Although natural yield is a good theory, in practice it isn’t as easy or safe as it might seem. The yield from investments can vary considerably so your income could be vastly different from one year to the next.

Abraham Okusanya, director at Finalytiq, describes natural yield as a bonkers strategy for all but very wealthy retirees. He says the approach creates an unacceptable level of volatility in retirees’ income and makes budgeting nearly impossible.

‘Once adjusted for inflation, natural income yield is highly unlikely to meet the spending pattern of most retirees, bar the very wealthy,’ Okusanya writes in a recent blog.

Overweighting high-yield asset classes like commercial property and high-dividend equities can be risky because they tend to have large drawdowns, especially during stressful market conditions. During the financial crisis, global real estate investment trusts lost 56% in value and UK equity income assets lost 47%. The drawdowns in emerging market bonds were significantly lower at 14%, according to Okusanya.

Natural yield in a low-yield environment

Deriving an income from natural yield is particularly difficult in the current economic environment of low interest rates on cash and poor yields on fixed interest products. Even if you find a high yielding product, much of the yield will be wiped out by inflation.

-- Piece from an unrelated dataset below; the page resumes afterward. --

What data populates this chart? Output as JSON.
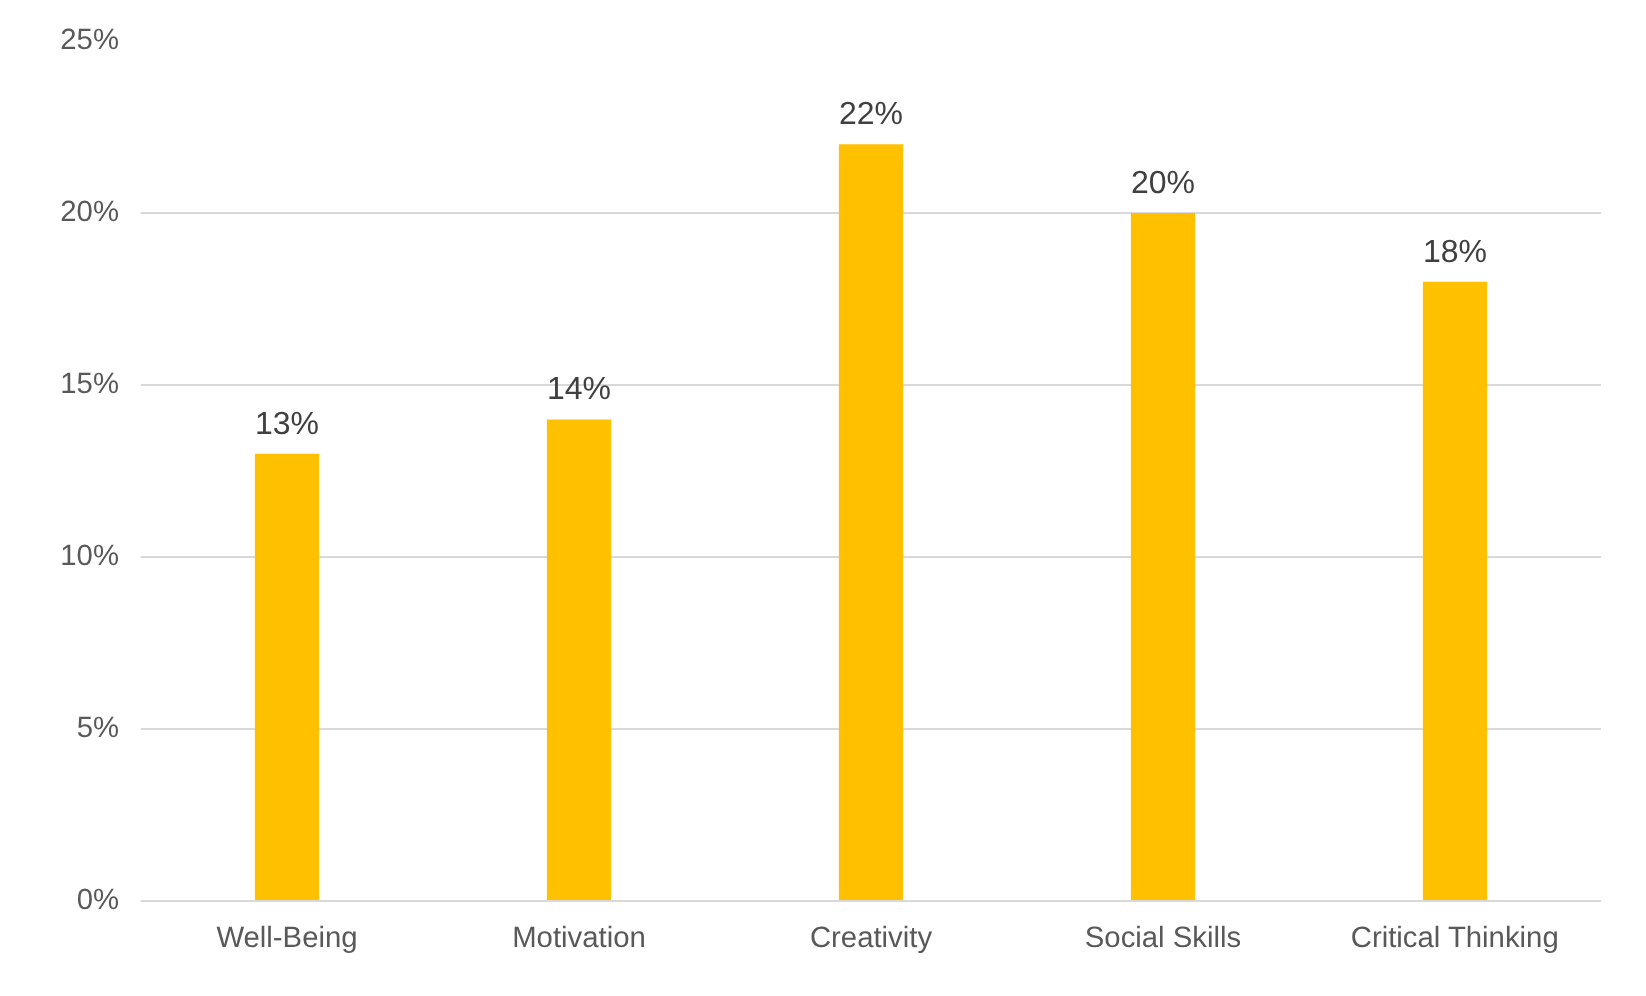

Patrick Connolly, head of communications at financial advice firm Chase de Vere, says investors are effectively being forced to take more risk to generate the same level of income.

‘It was previously considered possible to hold a balanced and diversified investment portfolio, including equities, property, fixed interest and cash, and to generate a natural income of around 5% per annum. This is no longer the case,’ he states.

Instead of searching for high yielding assets, Connolly says a better approach is to focus on long-term asset allocation by holding a diversified investment portfolio with an acceptable level of overall risk. If this doesn’t generate enough natural income, you can top this up by making capital withdrawals rather than looking for riskier income options.

This is akin to the ‘total return’ investment approach, which ignores the difference between capital growth and dividends. It seeks to draw income from both in a sustainable way.

Is natural yield suitable for anyone?

Generating a natural income to cover your expenditure might work well if you have realistic income targets and are prepared to take some investment risk. However, you will need a very large pension pot in the first place to be able to generate a big enough yield.

‘If you’re wealthy and your pension isn’t your sole source of income then natural yield could have a role to play. In addition, it might be suitable for someone who has a different agenda – for example constructing their portfolio in the most tax-efficient manner,’ says Jon Wingent, head of portfolio specialists at Lloyds Wealth Investment Office.

Even then, Wingent says investors need to remember that yields can change quickly and significantly. If a stock has an unusually high yield it could be a sign the market is saying the  dividend is unsustainable and could be scrapped.

Retirees should think about their capacity for loss and how much money they really need to live on.

‘While income generation will be a key financial goal for many people it doesn’t make sense to try and produce an unrealistically high level of income if this means compromising on your asset allocation strategy and taking excessive levels of risk.

‘Those who do this might have a solution which works in the short-term, but could very easily be storing up problems for the future in terms of volatile investment performance and potentially significant capital losses,’ warns Connolly.

Best of both worlds

Whichever retirement income strategy you choose, it can be sensible to have a guaranteed level of income which at least covers your basic living costs. This guaranteed income is likely to come from defined benefit pension schemes, the state pension and annuities.

‘A guaranteed income can be secured via the state pension and an annuity to cover basic living costs and needs. Investment income, either via income drawdown or other investments, can then be used to fund more discretionary spending which in itself is more variable. This combination of certain income and variable income in retirement is likely to be a good strategy for most people,’ says Mould.